Rents have also collapsed, falling by more than 40 per cent since the peak of demand for office space in 2012.
BIS Shrapnel commercial property project manager Lee Walker said the vacancy rate had not peaked and the downturn had at least two more years to run.
"Demand for office space is closely linked to the resources cycle and we've seen sustained resources investment for close to a decade, but now a number of the projects have come to an end," he said.
"Particularly in iron ore and now in LNG and there are no new projects to replace what is winding up."
Landlords forced to offer rent incentives
Mr Walker said the situation would get worse over the next two years as office space under construction is completed, such as Woodside's 55,000 square metre headquarters in mid-2018.

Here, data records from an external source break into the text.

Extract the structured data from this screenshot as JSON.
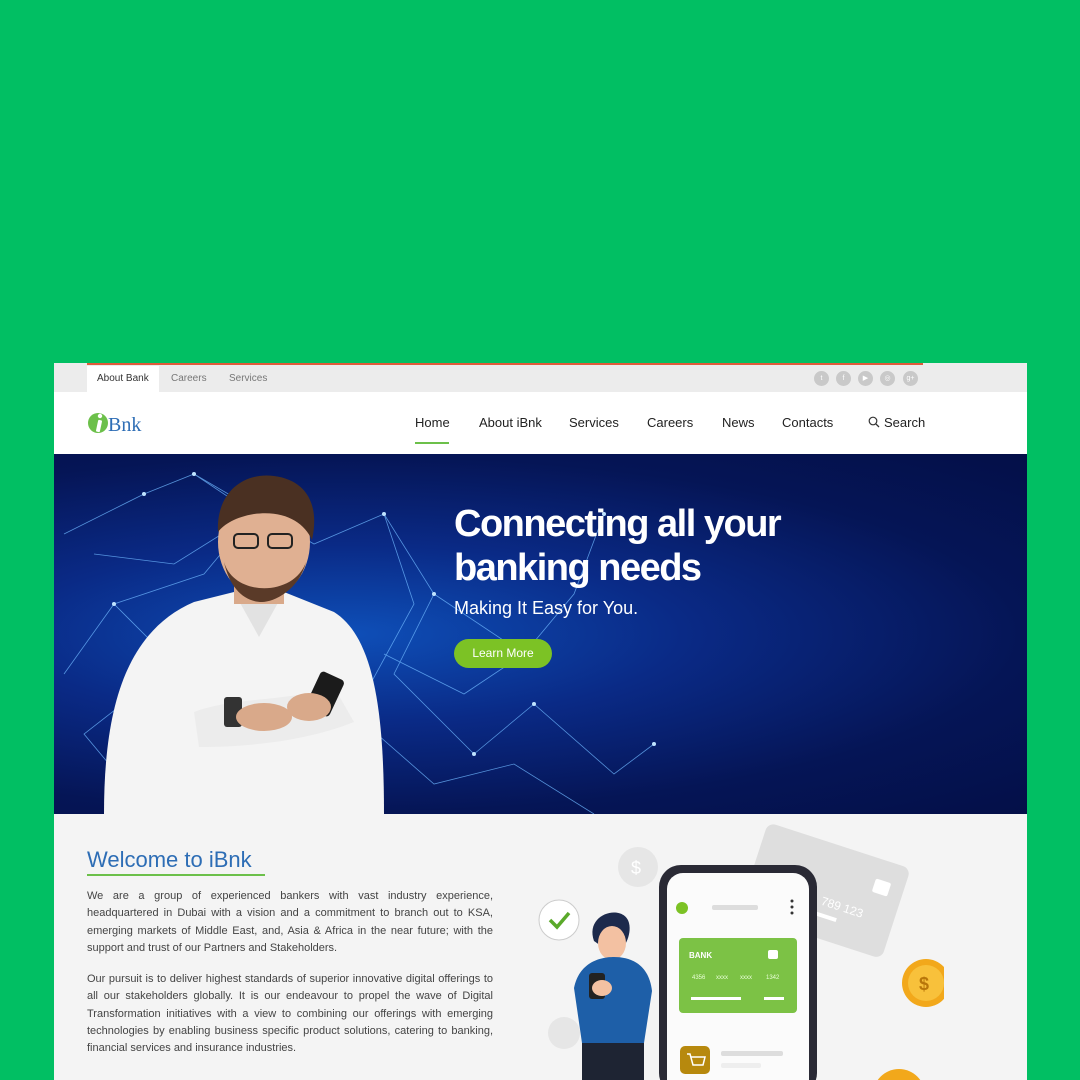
{
  "topbar": {
    "links": [
      "About Bank",
      "Careers",
      "Services"
    ],
    "social_icons": [
      "twitter-icon",
      "facebook-icon",
      "youtube-icon",
      "instagram-icon",
      "google-plus-icon"
    ]
  },
  "brand": {
    "logo_text": "Bnk"
  },
  "nav": {
    "items": [
      "Home",
      "About iBnk",
      "Services",
      "Careers",
      "News",
      "Contacts"
    ],
    "search_label": "Search",
    "active": "Home"
  },
  "hero": {
    "title": "Connecting all your banking needs",
    "subtitle": "Making It Easy for You.",
    "button": "Learn More"
  },
  "welcome": {
    "title": "Welcome to iBnk",
    "paragraphs": [
      "We are a group of experienced bankers with vast industry experience, headquartered in Dubai with a vision and a commitment to branch out to KSA, emerging markets of Middle East, and, Asia & Africa in the near future; with the support and trust of our Partners and Stakeholders.",
      "Our pursuit is to deliver highest standards of superior innovative digital offerings to all our stakeholders globally. It is our endeavour to propel the wave of Digital Transformation initiatives with a view to combining our offerings with emerging technologies by enabling business specific product solutions, catering to banking, financial services and insurance industries."
    ]
  },
  "illustration": {
    "card_label": "BANK",
    "card_number": [
      "4356",
      "xxxx",
      "xxxx",
      "1342"
    ],
    "back_card_number": "789 123",
    "coin_symbol": "$"
  },
  "colors": {
    "background": "#01bf63",
    "accent_green": "#7cc225",
    "brand_blue": "#2d6db5",
    "hero_dark": "#040f48"
  }
}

"On our forecast we don't see any strength of demand for office space for at least the next two years, so there is still a lot of pain ahead for office builders in Perth," he said.
The weak demand for offices has also led to a big drop in rents.
"Since the peak [of the mining boom] in 2012 prime net face rents have fallen by about 20 per cent and net effective rents, which include incentives, have fallen by close to 60 per cent," he said. hong kong office leasing
Net effective rents take into account leasing incentives landlords offer tenants to try to rent office space.
Mr Walker said during the boom, landlords were not offering incentives, but they have been forced to in the current climate.
"It's certainly pretty bad in the Perth office market and we think the downturn is far from over," he said.
"Other commentators are saying we are close to the bottom, but we don't think so. There is at least another couple of years in this downturn to come."